Working around common data analysis challenges
There are several common challenges that can turn into problems for even the most experienced data miners when preparing their data for reporting. It's a best practice to review the following list with each new data set that you get because it will save you time when joining tables, summarizing data, and conducting other data mining activities. With a little data "massaging" and awareness of some of these items (converting field types, extracting fields that are completely blank, etc.) you can actually "prepare" the data for the report:
- improperly imported data field formats;
- querying and calculating numbers that have been imported as text or other format;
- querying and calculating dates and ranges that have been imported as text or other format;
- thinking that just because the query executes without error that it has run correctly;
- not using control totals;
- trying to accomplish too much in a single query (in MS Access);
- dealing with large data sets;
- ensuring CSV files import correctly by removing commas from data fields;
- desired data is a portion of data in an existing field or is broken into multiple fields (such as MMDDYY);
- queries are too complicated or long to perform singularly;
- sharing database analysis results with other people;
- queries are too numerous to easily keep track of (MS Access);
- compacting databases to save disk space;
- making sure you have sufficient hardware for analyzing large data sets including:
- a speedy processor, sufficient RAM to enhance processing speed and stability; and
enough data storage capacity to store on the hard-drive disk.
- not spot checking query output with expected output from originating table;
- only pulling the data you need by segmenting your request (such as by cost center or specific organization identifier) and avoiding the desire to "have it all"; and
- splitting raw data files using a text editor (MS Word) or another database product (SQL Server or Idea).
Procurement fraud queries
Using the "Find Duplicates" functionality, identify cases where a vendor may have submitted the same invoice twice. Sorting and grouping and then changing fields used for sorting and group. (Group by vendor, then sort first by date, then by amount, etc.)
Examine the data for same vendor, same amount, and same date (duplicate information to allow for vendor submitting the same invoice but changing the invoice number).
Examine the data for same vendor, same amount, and same invoice number (duplicate identification to allow for vendor submitting same invoice but changing the date).
Examine the data for same vendor and same amount, which will result in the largest resultant data set.ATF and Split Purchases
Examine the data for split purchases (just under a cut-off dollar amount) and multiple transactions on the same day to the same vendor within a few dollars of each other.
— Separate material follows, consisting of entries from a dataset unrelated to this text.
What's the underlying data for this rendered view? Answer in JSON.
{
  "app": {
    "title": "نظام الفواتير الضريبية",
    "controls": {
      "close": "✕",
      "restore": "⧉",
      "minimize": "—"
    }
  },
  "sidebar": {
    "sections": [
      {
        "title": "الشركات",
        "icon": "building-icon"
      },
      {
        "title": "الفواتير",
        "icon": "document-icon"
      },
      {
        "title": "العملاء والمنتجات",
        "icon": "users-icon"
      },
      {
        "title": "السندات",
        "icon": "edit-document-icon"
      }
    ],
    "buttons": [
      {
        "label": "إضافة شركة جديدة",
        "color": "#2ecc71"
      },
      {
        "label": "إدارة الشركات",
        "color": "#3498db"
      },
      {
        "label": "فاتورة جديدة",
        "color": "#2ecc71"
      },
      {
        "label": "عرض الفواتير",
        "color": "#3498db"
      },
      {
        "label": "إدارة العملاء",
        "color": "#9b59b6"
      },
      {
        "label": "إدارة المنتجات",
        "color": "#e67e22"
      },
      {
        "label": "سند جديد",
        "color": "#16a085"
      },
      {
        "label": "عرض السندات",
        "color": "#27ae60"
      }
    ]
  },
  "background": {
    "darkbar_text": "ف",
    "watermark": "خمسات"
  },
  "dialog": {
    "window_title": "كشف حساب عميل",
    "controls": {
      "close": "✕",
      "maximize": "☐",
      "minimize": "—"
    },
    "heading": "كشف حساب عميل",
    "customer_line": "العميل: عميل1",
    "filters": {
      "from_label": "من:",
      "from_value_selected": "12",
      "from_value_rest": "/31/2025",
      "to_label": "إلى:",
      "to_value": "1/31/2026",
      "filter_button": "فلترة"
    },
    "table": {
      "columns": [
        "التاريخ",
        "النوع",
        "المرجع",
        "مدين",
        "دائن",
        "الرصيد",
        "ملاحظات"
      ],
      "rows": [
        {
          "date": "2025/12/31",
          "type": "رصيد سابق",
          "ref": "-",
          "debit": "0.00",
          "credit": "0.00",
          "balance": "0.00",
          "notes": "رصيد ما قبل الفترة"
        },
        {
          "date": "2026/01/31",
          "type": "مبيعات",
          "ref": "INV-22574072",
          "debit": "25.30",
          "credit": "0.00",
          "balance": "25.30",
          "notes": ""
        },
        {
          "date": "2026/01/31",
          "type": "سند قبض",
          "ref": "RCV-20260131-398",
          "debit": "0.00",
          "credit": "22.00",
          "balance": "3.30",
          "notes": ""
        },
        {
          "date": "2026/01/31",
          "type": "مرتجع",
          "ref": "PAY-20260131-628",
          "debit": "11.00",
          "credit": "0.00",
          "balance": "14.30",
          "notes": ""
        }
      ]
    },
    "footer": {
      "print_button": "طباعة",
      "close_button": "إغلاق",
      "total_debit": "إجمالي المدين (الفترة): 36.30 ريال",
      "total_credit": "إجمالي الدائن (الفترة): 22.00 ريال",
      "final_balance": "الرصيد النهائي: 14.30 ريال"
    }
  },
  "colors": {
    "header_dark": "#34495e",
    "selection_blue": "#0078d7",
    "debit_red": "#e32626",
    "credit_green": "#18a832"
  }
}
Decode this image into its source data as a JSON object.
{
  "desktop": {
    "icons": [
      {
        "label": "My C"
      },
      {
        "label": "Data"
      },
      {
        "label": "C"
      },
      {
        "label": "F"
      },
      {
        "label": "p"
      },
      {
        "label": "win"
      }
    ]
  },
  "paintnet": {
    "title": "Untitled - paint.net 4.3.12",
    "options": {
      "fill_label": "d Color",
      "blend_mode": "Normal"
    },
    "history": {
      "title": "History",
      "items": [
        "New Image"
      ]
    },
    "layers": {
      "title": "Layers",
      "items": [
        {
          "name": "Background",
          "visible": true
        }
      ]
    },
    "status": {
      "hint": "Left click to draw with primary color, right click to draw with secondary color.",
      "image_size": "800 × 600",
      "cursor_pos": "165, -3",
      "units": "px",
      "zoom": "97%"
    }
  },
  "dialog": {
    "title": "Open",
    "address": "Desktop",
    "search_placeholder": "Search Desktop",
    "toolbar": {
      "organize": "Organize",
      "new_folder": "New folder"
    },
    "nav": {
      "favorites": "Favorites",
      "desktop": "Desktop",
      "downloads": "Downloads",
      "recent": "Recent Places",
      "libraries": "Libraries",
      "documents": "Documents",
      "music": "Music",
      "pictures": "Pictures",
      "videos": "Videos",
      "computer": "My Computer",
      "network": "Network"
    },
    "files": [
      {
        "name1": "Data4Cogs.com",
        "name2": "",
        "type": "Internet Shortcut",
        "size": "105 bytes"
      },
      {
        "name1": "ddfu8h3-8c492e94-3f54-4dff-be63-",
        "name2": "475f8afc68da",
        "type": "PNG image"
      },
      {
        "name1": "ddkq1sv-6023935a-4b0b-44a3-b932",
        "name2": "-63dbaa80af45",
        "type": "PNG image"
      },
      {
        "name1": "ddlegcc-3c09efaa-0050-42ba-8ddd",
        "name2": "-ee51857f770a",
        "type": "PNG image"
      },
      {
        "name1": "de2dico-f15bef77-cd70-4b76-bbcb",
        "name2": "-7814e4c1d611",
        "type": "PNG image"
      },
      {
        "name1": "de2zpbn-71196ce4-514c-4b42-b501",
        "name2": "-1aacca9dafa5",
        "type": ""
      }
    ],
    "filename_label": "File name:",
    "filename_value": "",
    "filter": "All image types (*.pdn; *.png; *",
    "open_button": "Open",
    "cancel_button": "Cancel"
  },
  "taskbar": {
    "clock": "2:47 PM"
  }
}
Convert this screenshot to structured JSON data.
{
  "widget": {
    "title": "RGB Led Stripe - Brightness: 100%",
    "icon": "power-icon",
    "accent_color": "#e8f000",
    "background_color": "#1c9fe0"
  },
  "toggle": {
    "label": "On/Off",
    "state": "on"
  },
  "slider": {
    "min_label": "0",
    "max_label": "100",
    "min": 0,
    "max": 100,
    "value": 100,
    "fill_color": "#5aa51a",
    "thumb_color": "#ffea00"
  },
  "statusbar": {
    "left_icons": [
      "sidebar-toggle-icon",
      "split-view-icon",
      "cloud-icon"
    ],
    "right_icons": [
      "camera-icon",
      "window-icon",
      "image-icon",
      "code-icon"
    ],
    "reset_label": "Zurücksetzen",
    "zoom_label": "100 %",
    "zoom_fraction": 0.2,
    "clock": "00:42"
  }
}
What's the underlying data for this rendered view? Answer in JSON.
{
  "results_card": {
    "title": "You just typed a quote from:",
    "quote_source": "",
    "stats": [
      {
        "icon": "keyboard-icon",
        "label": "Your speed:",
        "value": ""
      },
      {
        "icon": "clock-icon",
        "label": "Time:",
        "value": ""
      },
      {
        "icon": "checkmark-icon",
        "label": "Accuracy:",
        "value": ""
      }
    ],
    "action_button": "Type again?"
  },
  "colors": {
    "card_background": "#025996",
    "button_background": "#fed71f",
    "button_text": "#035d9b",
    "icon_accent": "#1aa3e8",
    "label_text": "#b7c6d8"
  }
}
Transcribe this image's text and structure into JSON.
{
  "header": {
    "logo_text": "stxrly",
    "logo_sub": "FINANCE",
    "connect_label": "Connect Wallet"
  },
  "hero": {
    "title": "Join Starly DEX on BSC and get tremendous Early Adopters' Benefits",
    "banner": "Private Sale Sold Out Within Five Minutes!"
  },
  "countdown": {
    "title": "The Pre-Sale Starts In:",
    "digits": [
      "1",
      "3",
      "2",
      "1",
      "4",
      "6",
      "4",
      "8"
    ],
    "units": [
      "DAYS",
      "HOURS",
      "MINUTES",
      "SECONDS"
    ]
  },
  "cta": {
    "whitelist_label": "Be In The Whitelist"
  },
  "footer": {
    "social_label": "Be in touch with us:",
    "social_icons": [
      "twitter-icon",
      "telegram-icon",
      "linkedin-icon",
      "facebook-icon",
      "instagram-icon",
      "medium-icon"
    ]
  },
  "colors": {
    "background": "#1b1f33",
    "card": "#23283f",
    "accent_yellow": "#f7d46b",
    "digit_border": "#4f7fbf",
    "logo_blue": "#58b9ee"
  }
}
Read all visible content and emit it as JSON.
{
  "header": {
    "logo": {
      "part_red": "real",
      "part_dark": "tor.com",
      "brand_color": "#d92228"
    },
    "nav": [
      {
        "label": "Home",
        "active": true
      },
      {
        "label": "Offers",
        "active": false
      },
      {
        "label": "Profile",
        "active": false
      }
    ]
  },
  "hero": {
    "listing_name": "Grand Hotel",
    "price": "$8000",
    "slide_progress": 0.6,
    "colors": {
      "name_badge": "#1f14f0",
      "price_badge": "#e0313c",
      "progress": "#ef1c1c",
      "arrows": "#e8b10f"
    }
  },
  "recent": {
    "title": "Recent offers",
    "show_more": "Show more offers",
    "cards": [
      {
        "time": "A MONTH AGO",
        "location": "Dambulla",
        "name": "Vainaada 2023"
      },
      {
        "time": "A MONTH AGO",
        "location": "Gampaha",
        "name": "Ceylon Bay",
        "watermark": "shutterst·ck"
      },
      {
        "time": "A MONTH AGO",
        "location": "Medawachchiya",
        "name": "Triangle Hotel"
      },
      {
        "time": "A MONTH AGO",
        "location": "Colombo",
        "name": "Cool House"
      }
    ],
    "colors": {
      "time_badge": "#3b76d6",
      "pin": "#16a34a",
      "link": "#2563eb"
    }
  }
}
For after-the-fact purchases compare the purchase order date and the invoice date. Create an expression that calculates the number of days between the two dates.
Expense report fraud queries using either tool
Import the list of expenditures that are within $1 of a key authorization threshold. (For example, if an original receipt is required for all employee expense over $30, pull all transactions that are $29.00 to $29.99.)
Group by employee to see if certain employees routinely expense items just under the threshold using the summary functionality (group by, count, and sum), and calculate the frequency and value of transactions just below the authorization threshold.
Investigate employees that have a significantly higher number of transactions just falling below a key authorization threshold to understand especially if the item descriptions are inadequate to confirm such as multiple entries for "Taxi."
Payroll fraud queries using either tool
Import the list of all employee receiving salary from the last period.
Import the list of all authorized, current employees:Using the "Find Unmatched" functionality in the Query Wizard, follow the steps to identify employees that are receiving salary but aren't on the list of authorized employees.
Annualize the salary payments of the last payroll cycle for all employees excluding expense reports reimbursement, bonus payments, etc.
Join to the personnel table on employee number.
Compare the annualized salary calculation with the authorized salary amount.
Investigate any discrepancies.
Queries for gaps in check register using either tool
Sort the transactions by check number field, showing the vendor paid, date of payment, and amount paid.
Look for sequences that are missing or check numbers that don't comply with standard numbering technique.
Queries for dormant account activity using either tool
Review activities by accounts that may not be actively used.
Date of the last transaction for each account can be determined by applying the Maximum function with the data entry date.
Determine if dates of transactions only seem to occur during a short time period and research the account purpose.